Wednesday, April 17, 2024

Republican primary candidates for House District 99


Texas State House of Representatives District 99 is located in northwest Tarrant County. State Rep. Charlie Geren has served in the office since 2003. Geren faces a challenge from Jack Reynolds during the March 5 Republican primary, and the two spoke during a Feb. 12 Republican candidate fair and forum hosted at Rockwood Golf Course in Fort Worth.

Charlie Geren

Geren began by addressing political advertisements his constituents may have received in the mail regarding his position on a school voucher program that was the subject of several special sessions in the Texas Legislature last year.

“The first thing I want to address is the mail that y’all are getting. It’s a bunch of damn lies and that’s what it is,” Geren said. “I did not block any teacher raises. I did not block any school funding. What I blocked is $10,500 (per student) going to illegals, going to any student that wanted it. What was on the ballot is ‘do you support school choice for parents,’ and I do, and there is choice. You can go to charter schools, you can transfer them within the district, you can transfer them out of district, and you can go to private schools. I don’t believe that public money should be used to pay private school tuition. In states like Florida and Arizona where they have this, over 60% of the kids that are getting the tuition help were already at private schools. They never attended public schools. It didn’t take anybody out of public school. It just paid for kids that were already at private school.”

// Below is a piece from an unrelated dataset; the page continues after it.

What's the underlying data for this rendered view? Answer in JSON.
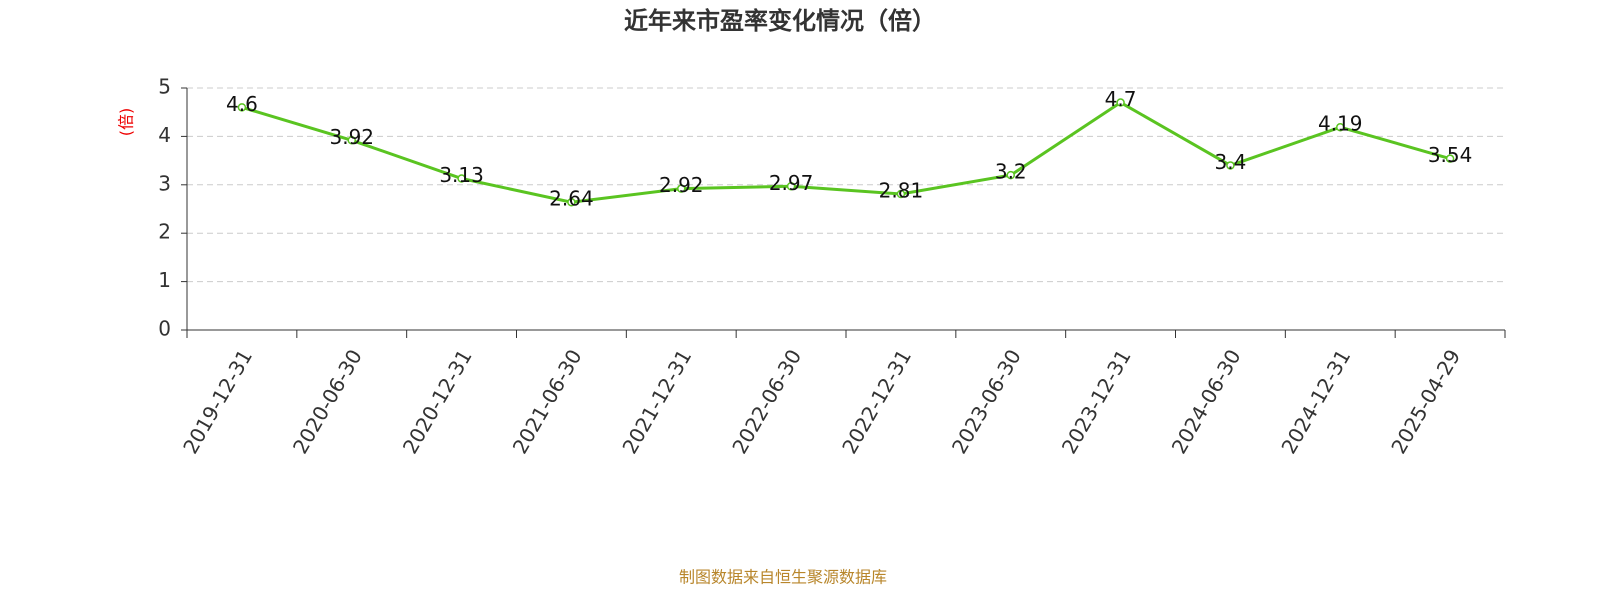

Geren continued, reasserting his claim that recent political advertisements made by his opponent, Jack Reynolds, are false and were funded by “dark money” coming from Washington D.C. and Virginia.

“I didn’t block it,” Geren said. “The author of the bill, when the amendments went on the vouchers, pulled the bill down to prevent a budget on teacher pay raises and more funding for the schools. The governor had threatened to veto it. I believe he didn’t want the governor to have to do that. I support Gov. Abbott, but I do not support vouchers.”

Geren also described supporting Abbott by sending more money to fortify the southern border with Mexico. Geren said he had ensured that $16 billion be used for the border in his tenure, with $6 million having been funded in just the past two years. Geren urged that the federal government should instead pay the sum instead and reimburse the state for its costs thus far.

“Hopefully, when we have a change in the White House, we’ll be able to get some federal help to reimburse the state and continue building the wall and supporting our troops and our DPS officers that are down there every day,” Geren said.

Geren also voiced opposition to a proposed recycling center on Silver Creek Road, stating that more information and a decision on the issue was to come in March.

Jack Reynolds

Reynolds introduced himself as a twice honorably discharged Operation Desert Storm veteran and began by telling the audience he did not receive his master’s degree until he was 42 years old.

“For those of you who may have heard rumors about the demise of the American Dream, it was greatly exaggerated, I can assure you,” Reynolds quipped in a nod to Mark Twain.

Reynolds described having had an humble upbringing and working through graduate school as a math teacher. He, too, voiced opposition to the recycling center, but blamed Geren for the laws that may make it possible.

“We need to repeal the Geren law that created the incentives for them to do this in the first place,” Reynolds said. “That’s the reason why they can get away with this. The second thing is we need to end the practice where these landfill permits apparently stand in perpetuity. If this landfill goes forward and there’s any problems with it, you can thank Charlie Geren, I assure you.”

Reynolds continued by breaking down what he believed his role should be as a representative and the nature of democracy in America.

“I think part of the issue is we’ve lost sight of the fact that this is a Constitutional republic, this is not a democracy,” Reynolds said. “My job is not to go to Austin and do what I think is right. My job is to go to Austin and do what my constituents want me to do within the restraints of the Constitution, that’s it. If they want to end Democrats chairing our committees, that’s what I’m going to do. If they want a vote on ‘Texit,’ that’s what they’re going to get. They asked for it, that’s our job. We are representatives. This is a Constitutional republic. It is not a democracy. It is not my job to act as your nanny and tell you what you need to do. It’s my job to do as you ask me to do.”

Reynolds ended his speech by pointing out he is endorsed by Attorney General Ken Paxton, contrasting that with Geren’s role as impeachment manager over the attorney general’s case and by pointing out Geren is not endorsed by Gov. Abbott.

“Our state of government has lost confidence in this man,” Reynolds said. “They are no longer helping him.”